Rhubarb and mint in savory - that sounds wonderfully balanced. I am really excited to try these two together. And I really like the rice gone crusty on the bottom.

Jerry said...

I wish it were easier to get mutton in the States. I'm a huge fan, but it's almost a special order item, and extremely expensive.

Kelly-Jane said...

I've eaten chicken with rhubarb when eating out at some time, and liked it.

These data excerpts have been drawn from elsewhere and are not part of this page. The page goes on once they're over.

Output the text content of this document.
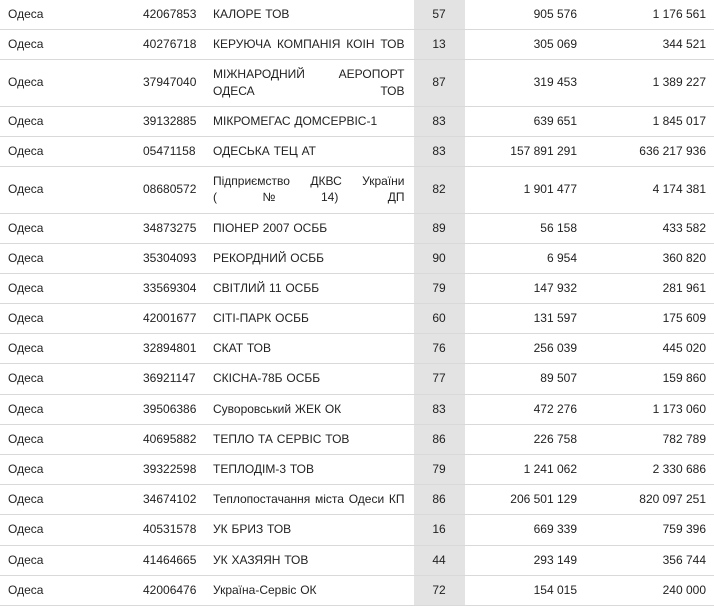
Одеса	42067853	КАЛОРЕ ТОВ	57	905 576	1 176 561
Одеса	40276718	КЕРУЮЧА КОМПАНІЯ КОІН ТОВ	13	305 069	344 521
Одеса	37947040	МІЖНАРОДНИЙ АЕРОПОРТ ОДЕСА ТОВ	87	319 453	1 389 227
Одеса	39132885	МІКРОМЕГАС ДОМСЕРВІС-1	83	639 651	1 845 017
Одеса	05471158	ОДЕСЬКА ТЕЦ АТ	83	157 891 291	636 217 936
Одеса	08680572	Підприємство ДКВС України (№14) ДП	82	1 901 477	4 174 381
Одеса	34873275	ПІОНЕР 2007 ОСББ	89	56 158	433 582
Одеса	35304093	РЕКОРДНИЙ ОСББ	90	6 954	360 820
Одеса	33569304	СВІТЛИЙ 11 ОСББ	79	147 932	281 961
Одеса	42001677	СІТІ-ПАРК ОСББ	60	131 597	175 609
Одеса	32894801	СКАТ ТОВ	76	256 039	445 020
Одеса	36921147	СКІСНА-78Б ОСББ	77	89 507	159 860
Одеса	39506386	Суворовський ЖЕК ОК	83	472 276	1 173 060
Одеса	40695882	ТЕПЛО ТА СЕРВІС ТОВ	86	226 758	782 789
Одеса	39322598	ТЕПЛОДІМ-3 ТОВ	79	1 241 062	2 330 686
Одеса	34674102	Теплопостачання міста Одеси КП	86	206 501 129	820 097 251
Одеса	40531578	УК БРИЗ ТОВ	16	669 339	759 396
Одеса	41464665	УК ХАЗЯЯН ТОВ	44	293 149	356 744
Одеса	42006476	Україна-Сервіс ОК	72	154 015	240 000
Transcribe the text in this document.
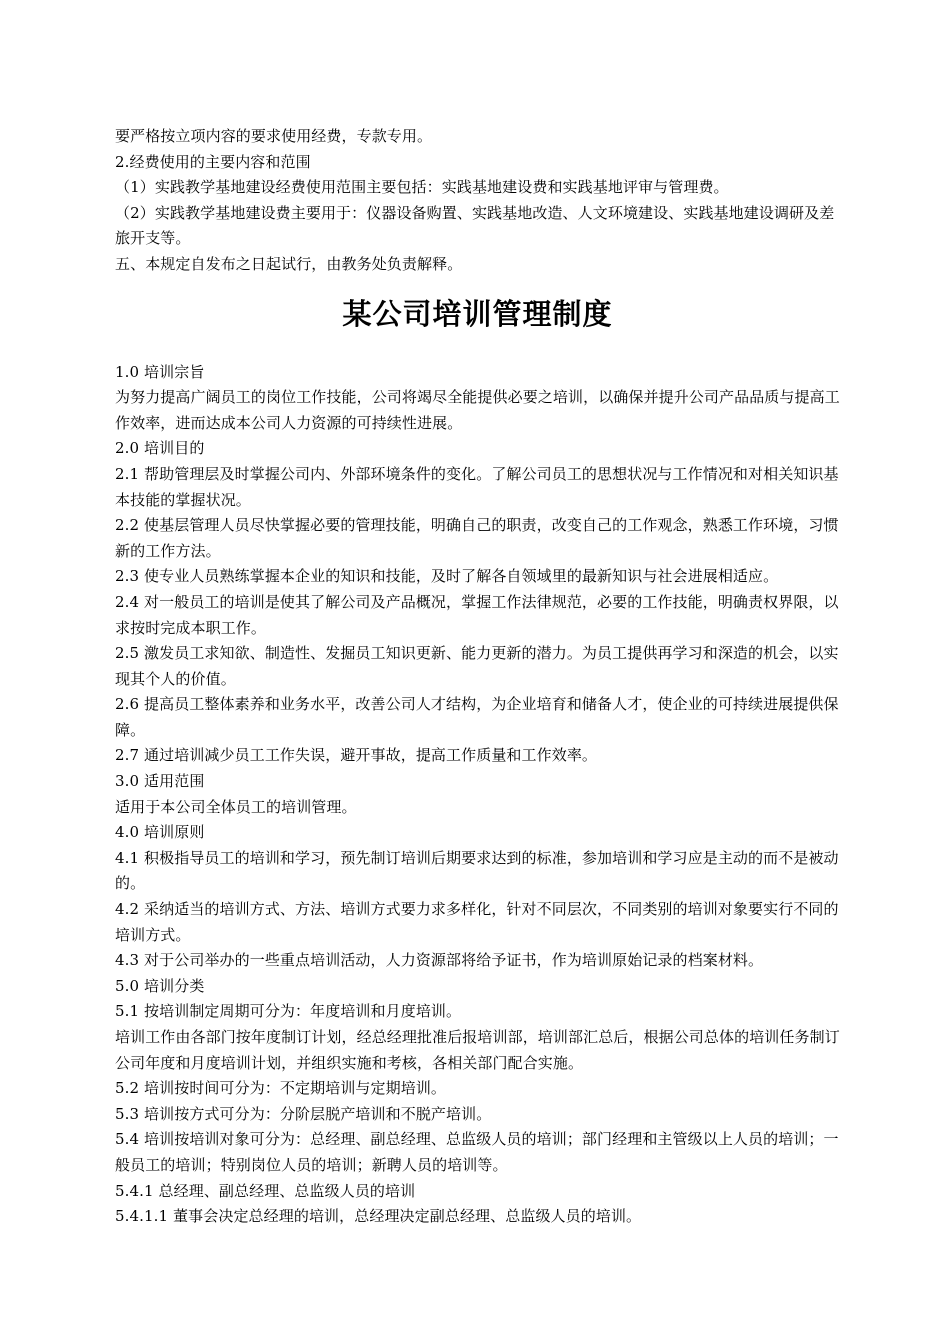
要严格按立项内容的要求使用经费，专款专用。

2.经费使用的主要内容和范围

（1）实践教学基地建设经费使用范围主要包括：实践基地建设费和实践基地评审与管理费。

（2）实践教学基地建设费主要用于：仪器设备购置、实践基地改造、人文环境建设、实践基地建设调研及差旅开支等。

五、本规定自发布之日起试行，由教务处负责解释。

某公司培训管理制度

1.0 培训宗旨

为努力提高广阔员工的岗位工作技能，公司将竭尽全能提供必要之培训，以确保并提升公司产品品质与提高工作效率，进而达成本公司人力资源的可持续性进展。

2.0 培训目的

2.1 帮助管理层及时掌握公司内、外部环境条件的变化。了解公司员工的思想状况与工作情况和对相关知识基本技能的掌握状况。

2.2 使基层管理人员尽快掌握必要的管理技能，明确自己的职责，改变自己的工作观念，熟悉工作环境，习惯新的工作方法。

2.3 使专业人员熟练掌握本企业的知识和技能，及时了解各自领域里的最新知识与社会进展相适应。

2.4 对一般员工的培训是使其了解公司及产品概况，掌握工作法律规范，必要的工作技能，明确责权界限，以求按时完成本职工作。

2.5 激发员工求知欲、制造性、发掘员工知识更新、能力更新的潜力。为员工提供再学习和深造的机会，以实现其个人的价值。

2.6 提高员工整体素养和业务水平，改善公司人才结构，为企业培育和储备人才，使企业的可持续进展提供保障。

2.7 通过培训减少员工工作失误，避开事故，提高工作质量和工作效率。

3.0 适用范围

适用于本公司全体员工的培训管理。

4.0 培训原则

4.1 积极指导员工的培训和学习，预先制订培训后期要求达到的标准，参加培训和学习应是主动的而不是被动的。

4.2 采纳适当的培训方式、方法、培训方式要力求多样化，针对不同层次，不同类别的培训对象要实行不同的培训方式。

4.3 对于公司举办的一些重点培训活动，人力资源部将给予证书，作为培训原始记录的档案材料。

5.0 培训分类

5.1 按培训制定周期可分为：年度培训和月度培训。

培训工作由各部门按年度制订计划，经总经理批准后报培训部，培训部汇总后，根据公司总体的培训任务制订公司年度和月度培训计划，并组织实施和考核，各相关部门配合实施。

5.2 培训按时间可分为：不定期培训与定期培训。

5.3 培训按方式可分为：分阶层脱产培训和不脱产培训。

5.4 培训按培训对象可分为：总经理、副总经理、总监级人员的培训；部门经理和主管级以上人员的培训；一般员工的培训；特别岗位人员的培训；新聘人员的培训等。

5.4.1 总经理、副总经理、总监级人员的培训

5.4.1.1 董事会决定总经理的培训，总经理决定副总经理、总监级人员的培训。
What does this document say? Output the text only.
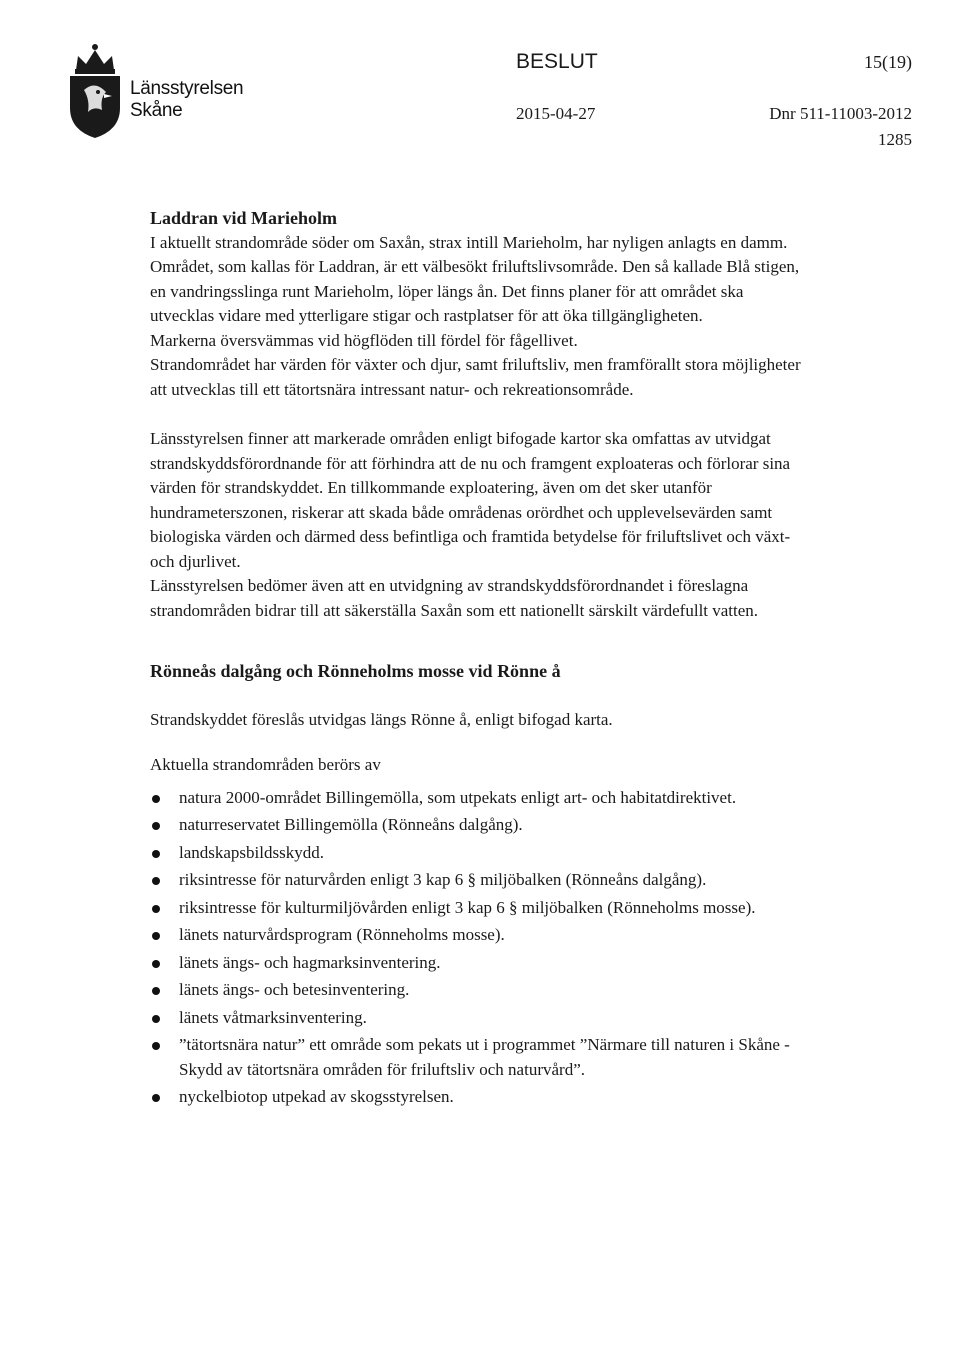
Länsstyrelsen
Skåne
BESLUT	15(19)
2015-04-27	Dnr 511-11003-2012
1285

Laddran vid Marieholm

I aktuellt strandområde söder om Saxån, strax intill Marieholm, har nyligen anlagts en damm. Området, som kallas för Laddran, är ett välbesökt friluftslivsområde. Den så kallade Blå stigen, en vandringsslinga runt Marieholm, löper längs ån. Det finns planer för att området ska utvecklas vidare med ytterligare stigar och rastplatser för att öka tillgängligheten.

Markerna översvämmas vid högflöden till fördel för fågellivet.

Strandområdet har värden för växter och djur, samt friluftsliv, men framförallt stora möjligheter att utvecklas till ett tätortsnära intressant natur- och rekreationsområde.

Länsstyrelsen finner att markerade områden enligt bifogade kartor ska omfattas av utvidgat strandskyddsförordnande för att förhindra att de nu och framgent exploateras och förlorar sina värden för strandskyddet. En tillkommande exploatering, även om det sker utanför hundrameterszonen, riskerar att skada både områdenas orördhet och upplevelsevärden samt biologiska värden och därmed dess befintliga och framtida betydelse för friluftslivet och växt- och djurlivet.

Länsstyrelsen bedömer även att en utvidgning av strandskyddsförordnandet i föreslagna strandområden bidrar till att säkerställa Saxån som ett nationellt särskilt värdefullt vatten.

Rönneås dalgång och Rönneholms mosse vid Rönne å

Strandskyddet föreslås utvidgas längs Rönne å, enligt bifogad karta.

Aktuella strandområden berörs av

natura 2000-området Billingemölla, som utpekats enligt art- och habitatdirektivet.
naturreservatet Billingemölla (Rönneåns dalgång).
landskapsbildsskydd.
riksintresse för naturvården enligt 3 kap 6 § miljöbalken (Rönneåns dalgång).
riksintresse för kulturmiljövården enligt 3 kap 6 § miljöbalken (Rönneholms mosse).
länets naturvårdsprogram (Rönneholms mosse).
länets ängs- och hagmarksinventering.
länets ängs- och betesinventering.
länets våtmarksinventering.
”tätortsnära natur” ett område som pekats ut i programmet ”Närmare till naturen i Skåne - Skydd av tätortsnära områden för friluftsliv och naturvård”.
nyckelbiotop utpekad av skogsstyrelsen.
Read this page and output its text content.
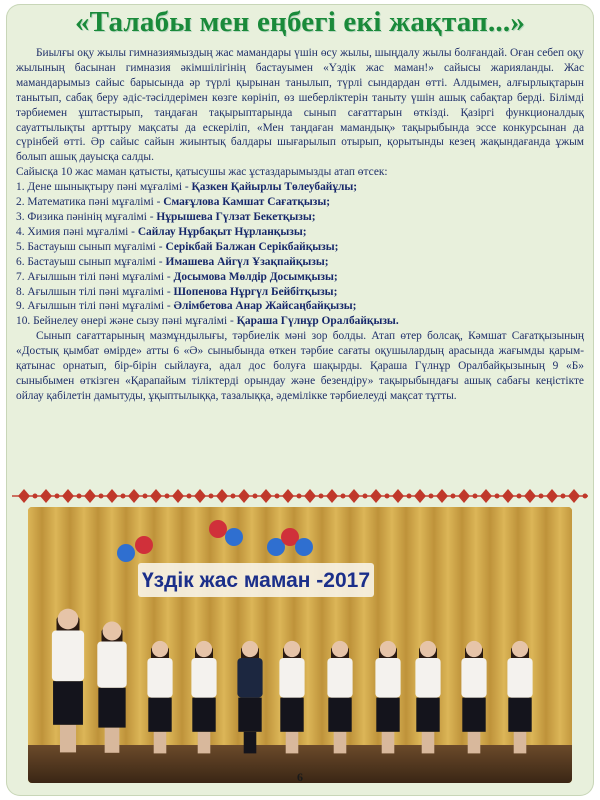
«Талабы мен еңбегі екі жақтап...»

Биылғы оқу жылы гимназиямыздың жас мамандары үшін өсу жылы, шыңдалу жылы болғандай. Оған себеп оқу жылының басынан гимназия әкімшілігінің бастауымен «Үздік жас маман!» сайысы жарияланды. Жас мамандарымыз сайыс барысында әр түрлі қырынан танылып, түрлі сындардан өтті. Алдымен, алғырлықтарын танытып, сабақ беру әдіс-тәсілдерімен көзге көрініп, өз шеберліктерін таныту үшін ашық сабақтар берді. Білімді тәрбиемен ұштастырып, таңдаған тақырыптарында сынып сағаттарын өткізді. Қазіргі функционалдық сауаттылықты арттыру мақсаты да ескеріліп, «Мен таңдаған мамандық» тақырыбында эссе конкурсынан да сүрінбей өтті. Әр сайыс сайын жиынтық балдары шығарылып отырып, қорытынды кезең жақындағанда ұжым болып ашық дауысқа салды.

Сайысқа 10 жас маман қатысты, қатысушы жас ұстаздарымызды атап өтсек:

1. Дене шынықтыру пәні мұғалімі - Қазкен Қайырлы Төлеубайұлы;
2. Математика пәні мұғалімі - Смағұлова Камшат Сағатқызы;
3. Физика пәнінің мұғалімі - Нұрышева Гүлзат Бекетқызы;
4. Химия пәні мұғалімі - Сайлау Нұрбақыт Нұрланқызы;
5. Бастауыш сынып мұғалімі - Серікбай Балжан Серікбайқызы;
6. Бастауыш сынып мұғалімі - Имашева Айгүл Ұзақпайқызы;
7. Ағылшын тілі пәні мұғалімі - Досымова Мөлдір Досымқызы;
8. Ағылшын тілі пәні мұғалімі - Шопенова Нұргүл Бейбітқызы;
9. Ағылшын тілі пәні мұғалімі - Әлімбетова Анар Жайсаңбайқызы;
10. Бейнелеу өнері және сызу пәні мұғалімі - Қараша Гүлнұр Оралбайқызы.

Сынып сағаттарының мазмұндылығы, тәрбиелік мәні зор болды. Атап өтер болсақ, Кәмшат Сағатқызының «Достық қымбат өмірде» атты 6 «Ә» сыныбында өткен тәрбие сағаты оқушылардың арасында жағымды қарым-қатынас орнатып, бір-бірін сыйлауға, адал дос болуға шақырды. Қараша Гүлнұр Оралбайқызының 9 «Б» сыныбымен өткізген «Қарапайым тіліктерді орындау және безендіру» тақырыбындағы ашық сабағы кеңістікте ойлау қабілетін дамытуды, ұқыптылыққа, тазалыққа, әдемілікке тәрбиелеуді мақсат тұтты.

Үздік жас маман -2017
6
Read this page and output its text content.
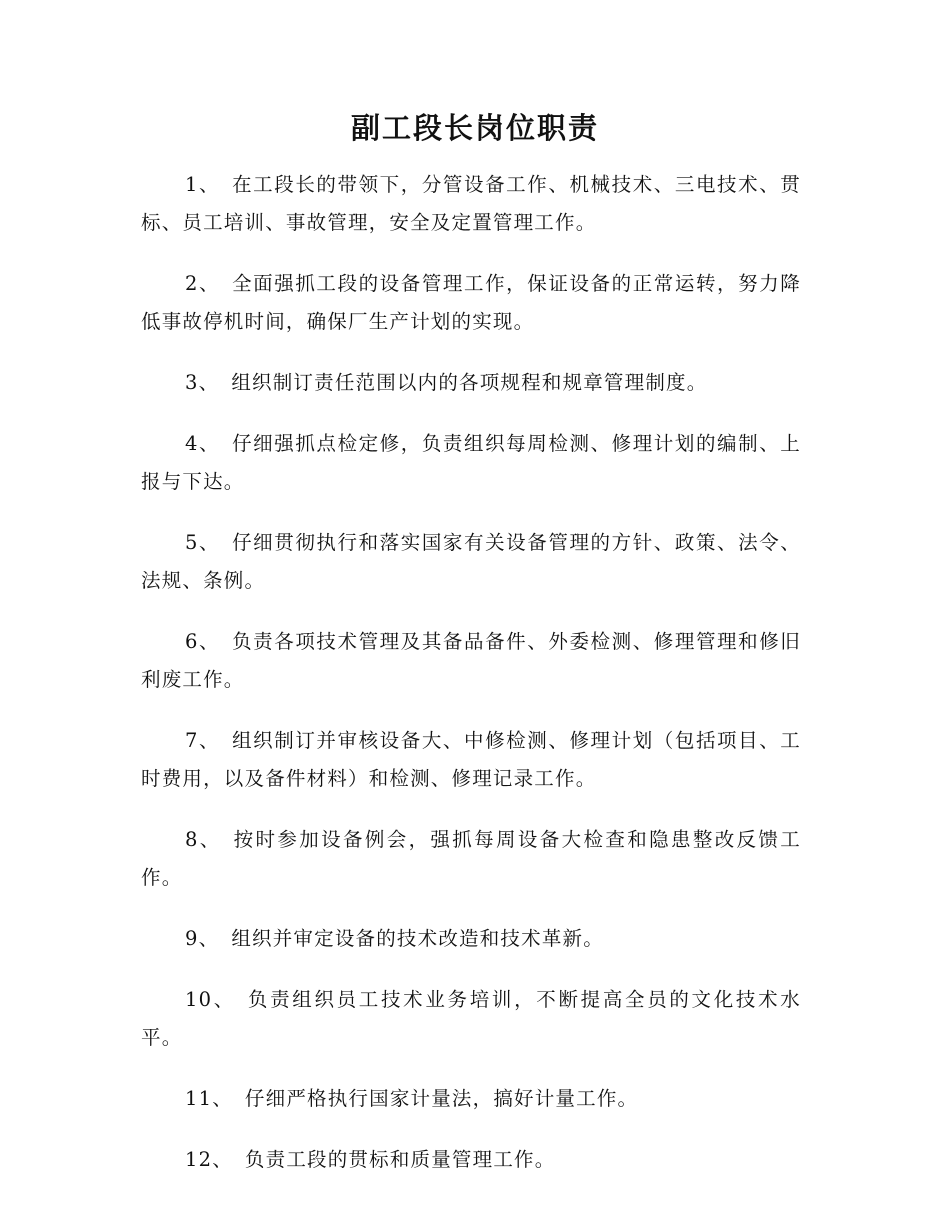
副工段长岗位职责

1、 在工段长的带领下，分管设备工作、机械技术、三电技术、贯标、员工培训、事故管理，安全及定置管理工作。

2、 全面强抓工段的设备管理工作，保证设备的正常运转，努力降低事故停机时间，确保厂生产计划的实现。

3、 组织制订责任范围以内的各项规程和规章管理制度。

4、 仔细强抓点检定修，负责组织每周检测、修理计划的编制、上报与下达。

5、 仔细贯彻执行和落实国家有关设备管理的方针、政策、法令、法规、条例。

6、 负责各项技术管理及其备品备件、外委检测、修理管理和修旧利废工作。

7、 组织制订并审核设备大、中修检测、修理计划（包括项目、工时费用，以及备件材料）和检测、修理记录工作。

8、 按时参加设备例会，强抓每周设备大检查和隐患整改反馈工作。

9、 组织并审定设备的技术改造和技术革新。

10、 负责组织员工技术业务培训，不断提高全员的文化技术水平。

11、 仔细严格执行国家计量法，搞好计量工作。

12、 负责工段的贯标和质量管理工作。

Your stew looks delicious, I'm all for year round stews and braises to :)


Brilynn said...

I've been wondering lately about how to use rhubarb in a savoury dish because I still have some in my freezer and the new stuff is starting to come up. This looks great!

Monkey Wrangler said...

Mmmmm, rhubarb in the yard and lamb on my mind. Thanks for the idea. If I don't get to something like this soon, I'm sure Rohan will remind me. Maybe we'll do up a rhubarb night as the strawberries are looking nice too. Thanks for the savory side reminder.

Peabody said...

We don't get a lot of mutton around these parts and I am intrigued by the rhubarb and saffron.

Gattina said...

My landlady (next door only...) grows quite a lot of rhubarb, will ask her to give me some and try on this stew!

Lis said...

I'm with you.. slow cooked meat with veggies and a creamy sauce is pure heaven. This looks delish! I have a silly yank question though.. what's mutton?


T.W. Barritt said...

I've never cooked with rhubarb - but I could eat Lamb stew year round!

Chubbypanda said...

Interesting recipe. Probably tastes a lot like fesanjan made with mutton. Very inventive.

Little Foodie said...

Will try this week, sounds yummy. Stews all year without a doubt! We'll be playing with our burger recipe today as bbq'g.Going totally over the top with a whole chicken, burgers & lots of bits & pieces. What a mix.

Margaret said...

I've got some rhubarb growing in the garden, but have always been reluctant to use it in savoury dishes. Yours looks excellent.

Susan said...

The addition of rhubarb and saffron is brilliant! It must have been a wonderfully fragrant and savory dish.

ros said...

That's a very interesting combination of flavours. I really like the sound of the mint-rhubarb combination but I'd never have thought of putting it with mutton. Definitely sounds like its worth a ttry.

Mallika said...

Yum, This looks fabulous. I'm a big fan of anything that can be cooked in one pot too and only recently tried my hand at tagine.

Sher said...

Good grief! My e-mail is totally screwed up. I never got the e-mail for this, unless I'm really suffering from brain failure! (I've wondered lately!) So sorry. I'll add it immediately!

Kalyn said...

I'm in total agreement with your love of long-cooked dishes like this. Even in summer I love to have something cooking all day, making the house smell good. Very interesting combination in this dish. I like all the components, but haven't seen them used like this. Wish I could taste it!

maltese parakeet said...

oh yum, this looks great. p.s., i love the picture of your dog in your header - it makes me laugh every time! s/he(?) looks so expectant. priceless.